デューク東郷ゴルゴ13の貌は、閑長の見る限り、5、6回変わっている。当初の貸本顔から劇画顔を経て、中年太って、ノッソリ顔となり、リターンして無骨になって、今日に至っている。変化はもっと多い、と言う人がいたら賛同する。要は書き手が都度、変わっていたのだと思う。さいとうたかを氏が実際に書いたのは「ビッグ・セイフ作戦」辺りだけなのかもしれない。
この間、サイドアームはあまり変わっていない。アーマライトM16カスタムとその子孫たち、S&W M36チーフスペシャル2inchs等々。今となってはローテクといえる武器である。
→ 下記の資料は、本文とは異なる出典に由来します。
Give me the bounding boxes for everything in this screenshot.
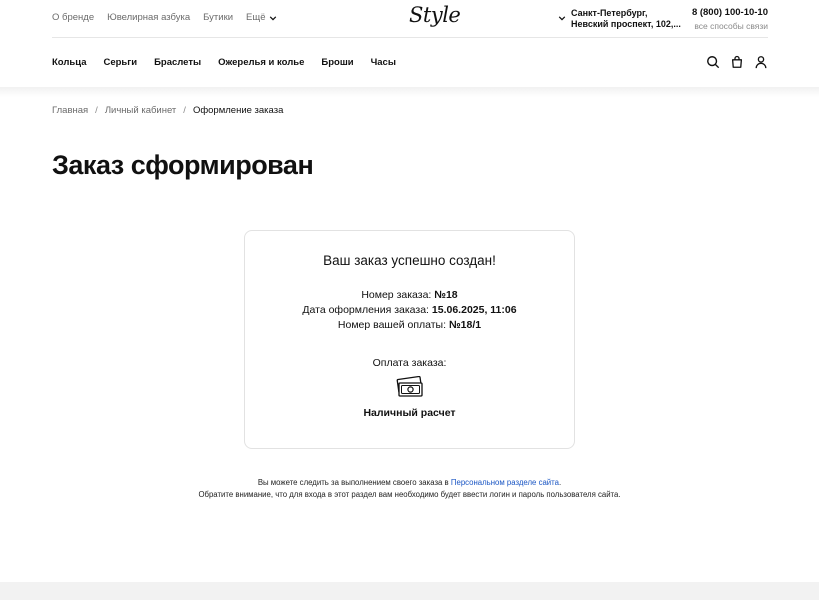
order-info: Номер заказа: №18 Дата оформления заказа…: [245, 288, 574, 333]
search-icon[interactable]: [706, 55, 720, 69]
breadcrumb: Главная / Личный кабинет / Оформление за…: [52, 105, 283, 116]
more-label: Ещё: [246, 12, 266, 23]
tracking-note-line-2: Обратите внимание, что для входа в этот …: [198, 489, 621, 499]
breadcrumb-account[interactable]: Личный кабинет: [105, 105, 176, 116]
footer: [0, 582, 819, 600]
order-date-row: Дата оформления заказа: 15.06.2025, 11:0…: [245, 303, 574, 318]
order-date-label: Дата оформления заказа:: [302, 304, 429, 316]
user-icon[interactable]: [754, 55, 768, 69]
contacts-link[interactable]: все способы связи: [692, 20, 768, 32]
payment-number-row: Номер вашей оплаты: №18/1: [245, 318, 574, 333]
category-menu: Кольца Серьги Браслеты Ожерелья и колье …: [52, 57, 413, 68]
city-line-2: Невский проспект, 102,...: [571, 19, 681, 29]
city-selector[interactable]: Санкт-Петербург, Невский проспект, 102,.…: [558, 8, 681, 30]
breadcrumb-separator: /: [95, 105, 98, 116]
top-link-alphabet[interactable]: Ювелирная азбука: [107, 12, 190, 23]
nav-item-watches[interactable]: Часы: [371, 57, 396, 68]
top-link-about[interactable]: О бренде: [52, 12, 94, 23]
payment-label: Оплата заказа:: [372, 357, 447, 369]
nav-item-necklaces[interactable]: Ожерелья и колье: [218, 57, 304, 68]
order-success-heading: Ваш заказ успешно создан!: [323, 253, 496, 268]
page-title: Заказ сформирован: [52, 150, 314, 180]
brand-logo[interactable]: Style: [409, 3, 461, 27]
cart-icon[interactable]: [730, 55, 744, 69]
breadcrumb-home[interactable]: Главная: [52, 105, 88, 116]
chevron-down-icon: [558, 16, 566, 21]
order-number-label: Номер заказа:: [361, 289, 432, 301]
cash-icon: [396, 376, 423, 397]
chevron-down-icon: [270, 15, 277, 20]
payment-number-value: №18/1: [448, 319, 482, 331]
phone-number[interactable]: 8 (800) 100-10-10: [692, 7, 768, 19]
nav-item-rings[interactable]: Кольца: [52, 57, 86, 68]
tracking-note: Вы можете следить за выполнением своего …: [0, 477, 819, 500]
nav-item-brooches[interactable]: Броши: [321, 57, 353, 68]
tracking-note-line-1: Вы можете следить за выполнением своего …: [0, 477, 819, 489]
nav-shadow: [0, 87, 819, 97]
city-line-1: Санкт-Петербург,: [571, 8, 648, 18]
phone-block: 8 (800) 100-10-10 все способы связи: [692, 7, 768, 32]
order-confirmation-card: Ваш заказ успешно создан! Номер заказа: …: [244, 230, 575, 449]
note-text-before: Вы можете следить за выполнением своего …: [257, 478, 449, 487]
top-link-boutiques[interactable]: Бутики: [203, 12, 233, 23]
breadcrumb-current: Оформление заказа: [192, 105, 284, 116]
nav-icons: [706, 55, 768, 69]
note-text-after: .: [558, 478, 562, 487]
nav-item-bracelets[interactable]: Браслеты: [154, 57, 201, 68]
top-link-more[interactable]: Ещё: [246, 12, 277, 23]
top-bar: О бренде Ювелирная азбука Бутики Ещё Sty…: [52, 0, 768, 38]
payment-method: Наличный расчет: [363, 407, 456, 419]
personal-section-link[interactable]: Персональном разделе сайта: [451, 478, 559, 487]
breadcrumb-separator: /: [183, 105, 186, 116]
nav-item-earrings[interactable]: Серьги: [103, 57, 137, 68]
payment-number-label: Номер вашей оплаты:: [337, 319, 447, 331]
order-number-value: №18: [434, 289, 458, 301]
order-date-value: 15.06.2025, 11:06: [431, 304, 517, 316]
top-links: О бренде Ювелирная азбука Бутики Ещё: [52, 12, 290, 23]
main-nav: Кольца Серьги Браслеты Ожерелья и колье …: [52, 39, 768, 87]
city-address: Санкт-Петербург, Невский проспект, 102,.…: [571, 8, 681, 30]
order-number-row: Номер заказа: №18: [245, 288, 574, 303]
M16については、さいとう自身が「自分は一人の軍隊である」とゴルゴに言わせ、使い続ける理由を説明している。苦しい言い訳である。ランボーが苦笑しそうだ。
だが21C、令和の今日、ゴルゴ13の意義はM16とM36に象徴される。ヒューマンテックとアナログ的判断、体技と集中性、精神性に、AIを凌駕するパファーマンスが期待されるのである。
デューク東郷と藤井三冠が重なってみえる。